The Global Trade Alert report, produced by Simon Evenett and Johannes Fritz at the University of St Gallen in Switzerland, said most media reports of U.S. President Donald Trump’s trade policies focused on $278 billion of tariff increases.
“However, this year has also seen $47 billion of Chinese good shipments to the United States targeted by other U.S. trade distortions. Furthermore, over $43 billion of Chinese exports have been caught up in other U.S. trade distortions that affect multiple countries,” the report said.
“In fact a total of $369 billion of Chinese exports have faced new US trade distortions this year. Once the full range of U.S. trade distortions is taken into account, a third more Chinese exports are implicated in this year’s trade war.”
At the same time, Chinese tariff retaliation affected $87.5 billion of U.S. goods exports this year.
Taking into account both sides, the scale of the trade war is 20 percent larger than commonly reported, the report said.
Global Trade Alert has cataloged global trade policies since 2009 to gauge trends in protectionism, following a pledge by the G20 group of countries in November 2008 not to resort to trade protectionism as a response to the financial crisis.
In 2017, 70 percent of Chinese exports to the United States and U.S. exports to China faced some kind of trade barrier.
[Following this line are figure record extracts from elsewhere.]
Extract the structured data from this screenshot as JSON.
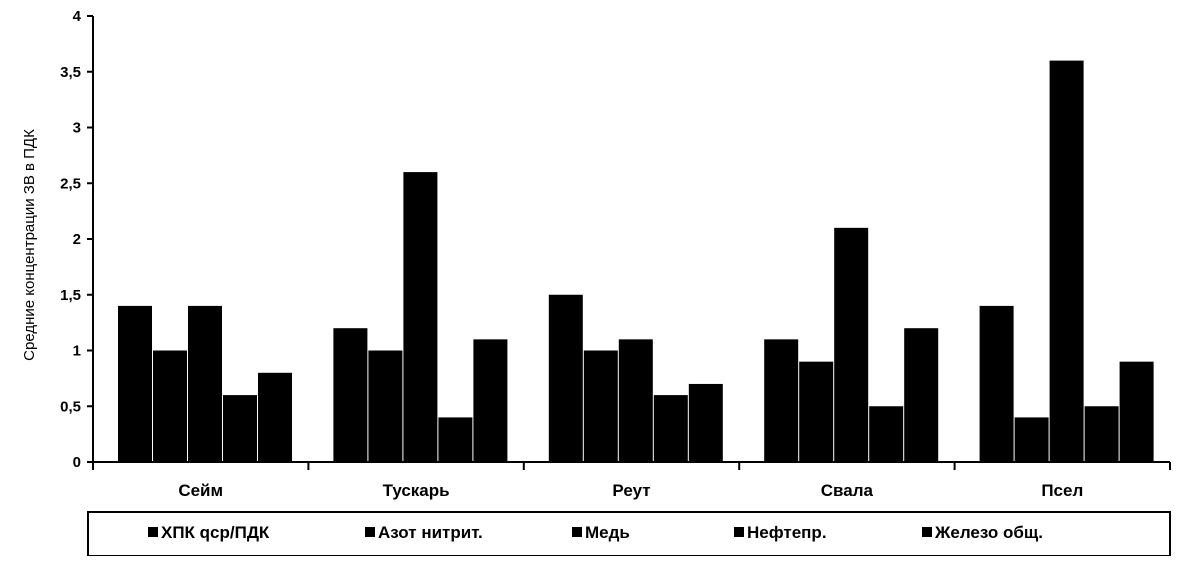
{
  "chart_data": {
    "type": "bar",
    "title": "",
    "xlabel": "",
    "ylabel": "Средние концентрации ЗВ в ПДК",
    "ylim": [
      0,
      4
    ],
    "yticks": [
      "0",
      "0,5",
      "1",
      "1,5",
      "2",
      "2,5",
      "3",
      "3,5",
      "4"
    ],
    "grid": false,
    "legend_position": "bottom",
    "categories": [
      "Сейм",
      "Тускарь",
      "Реут",
      "Свала",
      "Псел"
    ],
    "series": [
      {
        "name": "ХПК qср/ПДК",
        "color": "#000000",
        "values": [
          1.4,
          1.2,
          1.5,
          1.1,
          1.4
        ]
      },
      {
        "name": "Азот нитрит.",
        "color": "#000000",
        "values": [
          1.0,
          1.0,
          1.0,
          0.9,
          0.4
        ]
      },
      {
        "name": "Медь",
        "color": "#000000",
        "values": [
          1.4,
          2.6,
          1.1,
          2.1,
          3.6
        ]
      },
      {
        "name": "Нефтепр.",
        "color": "#000000",
        "values": [
          0.6,
          0.4,
          0.6,
          0.5,
          0.5
        ]
      },
      {
        "name": "Железо общ.",
        "color": "#000000",
        "values": [
          0.8,
          1.1,
          0.7,
          1.2,
          0.9
        ]
      }
    ]
  }
}
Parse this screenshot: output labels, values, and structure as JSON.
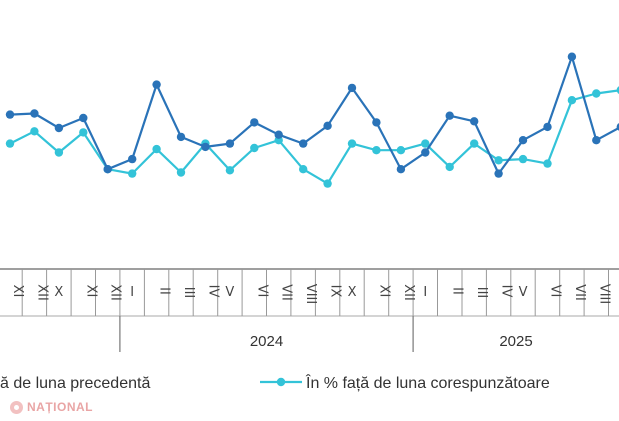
{
  "chart_data": {
    "type": "line",
    "x": [
      "XI",
      "XII",
      "X",
      "XI",
      "XII",
      "I",
      "II",
      "III",
      "IV",
      "V",
      "VI",
      "VII",
      "VIII",
      "IX",
      "X",
      "XI",
      "XII",
      "I",
      "II",
      "III",
      "IV",
      "V",
      "VI",
      "VII",
      "VIII",
      "IX",
      "X"
    ],
    "years": [
      {
        "label": "2024",
        "start_index": 5,
        "end_index": 16
      },
      {
        "label": "2025",
        "start_index": 17,
        "end_index": 26
      }
    ],
    "series": [
      {
        "name": "",
        "legend_suffix": "ă de luna precedentă",
        "color": "#2a73b8",
        "values": [
          104.6,
          104.7,
          103.4,
          104.3,
          99.7,
          100.6,
          107.3,
          102.6,
          101.7,
          102.0,
          103.9,
          102.8,
          102.0,
          103.6,
          107.0,
          103.9,
          99.7,
          101.2,
          104.5,
          104.0,
          99.3,
          102.3,
          103.5,
          109.8,
          102.3,
          103.5,
          106.6
        ]
      },
      {
        "name": "În % față de luna corespunzătoare",
        "color": "#33c3d8",
        "values": [
          102.0,
          103.1,
          101.2,
          103.0,
          99.7,
          99.3,
          101.5,
          99.4,
          102.0,
          99.6,
          101.6,
          102.3,
          99.7,
          98.4,
          102.0,
          101.4,
          101.4,
          102.0,
          99.9,
          102.0,
          100.5,
          100.6,
          100.2,
          105.9,
          106.5,
          106.8,
          106.6
        ]
      }
    ],
    "ylim": [
      91,
      114
    ],
    "grid": false,
    "legend": "bottom"
  },
  "colors": {
    "axis": "#666666",
    "text": "#333333"
  },
  "watermark": "NAȚIONAL"
}
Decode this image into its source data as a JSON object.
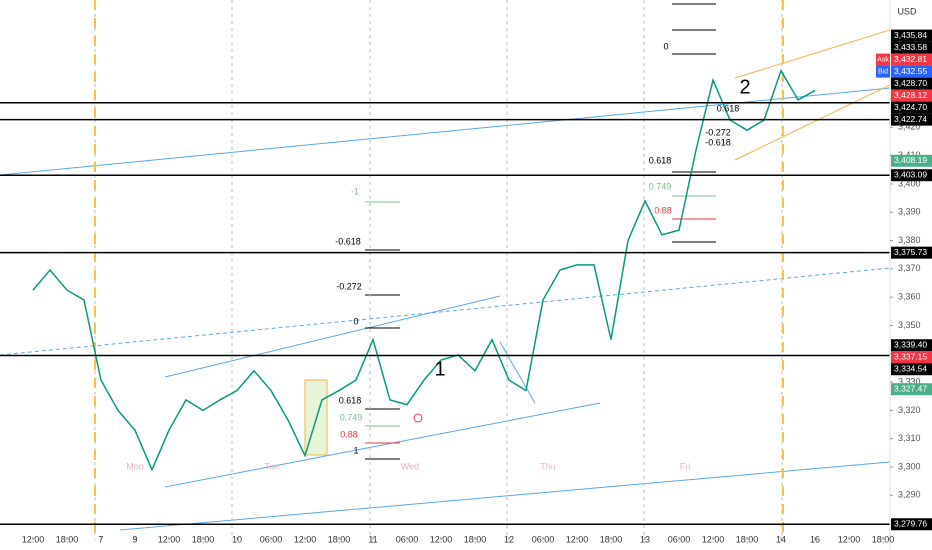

Following this year’s escalation, 87 percent of Chinese exports and 92 percent of U.S. exports are affected.
But still, the tension between Washington and Beijing accounted for only a small proportion of the total new trade restrictions imposed by G20 countries this year.
“Trade hit by tariff hikes on Sino-U.S. commerce amounts to just 22 percent of global trade hit this year by import distortions,” the report said.